I think that’s incredibly important and I think that idea — that we have to be more linked to compassion and service, giving back, as we move into this new world — is a set of values that can guide us very clearly and improve our ability to ultimately be successful with this technology.
EL KALIOUBY: I love that. What a wonderful way to end — not just about driving efficiency, but really building compassion and serving at the end of the day. This is great. Thank you for joining us, Marc.
BENIOFF: It’s great to be with you, so much fun to see you again.
EL KALIOUBY: There’s a sea of AI agents entering our workforce, and Marc Benioff is putting Salesforce at the very front of that wave. It’s exciting. And, yes, some jobs may no longer exist as AI continues to ramp up. But I believe – like Marc – that AI has the potential to augment our abilities. Most jobs will evolve with AI – helping us become more productive and focus on the work that matters.
What struck me the most from my conversation with Marc is how he’s going all-in on AI – at both the company level and individually as the leader of a multi-billion dollar company. This sets the tone for the rest of the organization. It’s a very powerful stance to take – sending the message to his team, his customers and stakeholders that this is the future that Salesforce is betting on.

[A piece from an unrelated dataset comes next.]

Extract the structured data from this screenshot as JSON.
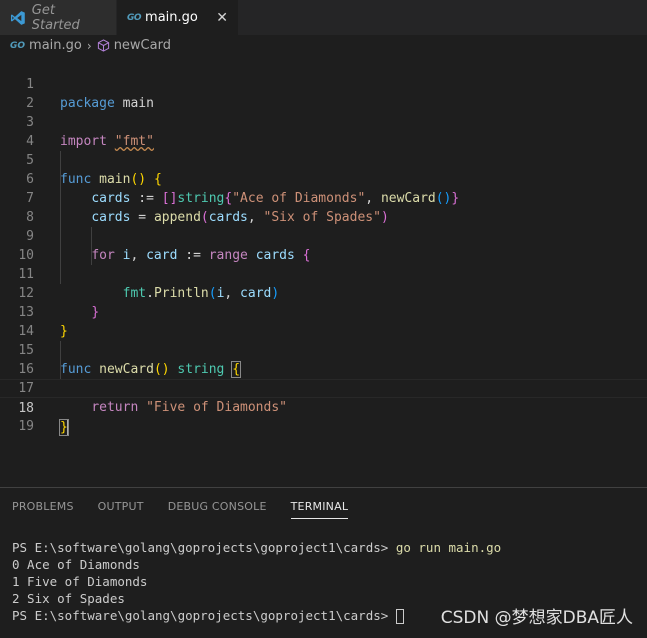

We’re definitely going to continue talking about agentic AI and where it’s being used. There’s so much here to uncover. And we’re just getting started.
Episode Takeaways
- Salesforce CEO Marc Benioff opens by describing how he now writes his annual business plan with an AI partner, a telling example of how deeply agentic AI is entering executive decision-making.
- Benioff says Agentforce is already delivering at scale, handling hundreds of thousands of customer conversations with strong resolution rates while handing tougher cases off to human staff.
- He argues the real differentiator is a tightly unified stack of apps, data, and agents, positioning AI less as a gimmick and more as a practical layer for productivity and growth.
- On the future of work, Benioff is blunt that some roles will shrink as AI boosts efficiency, but he also sees companies rebalancing talent and creating new human-AI partnership models.
- The conversation widens to government, trust, and human purpose, with Benioff urging people to dive into AI now while insisting that compassion, transparency, and service remain uniquely human strengths.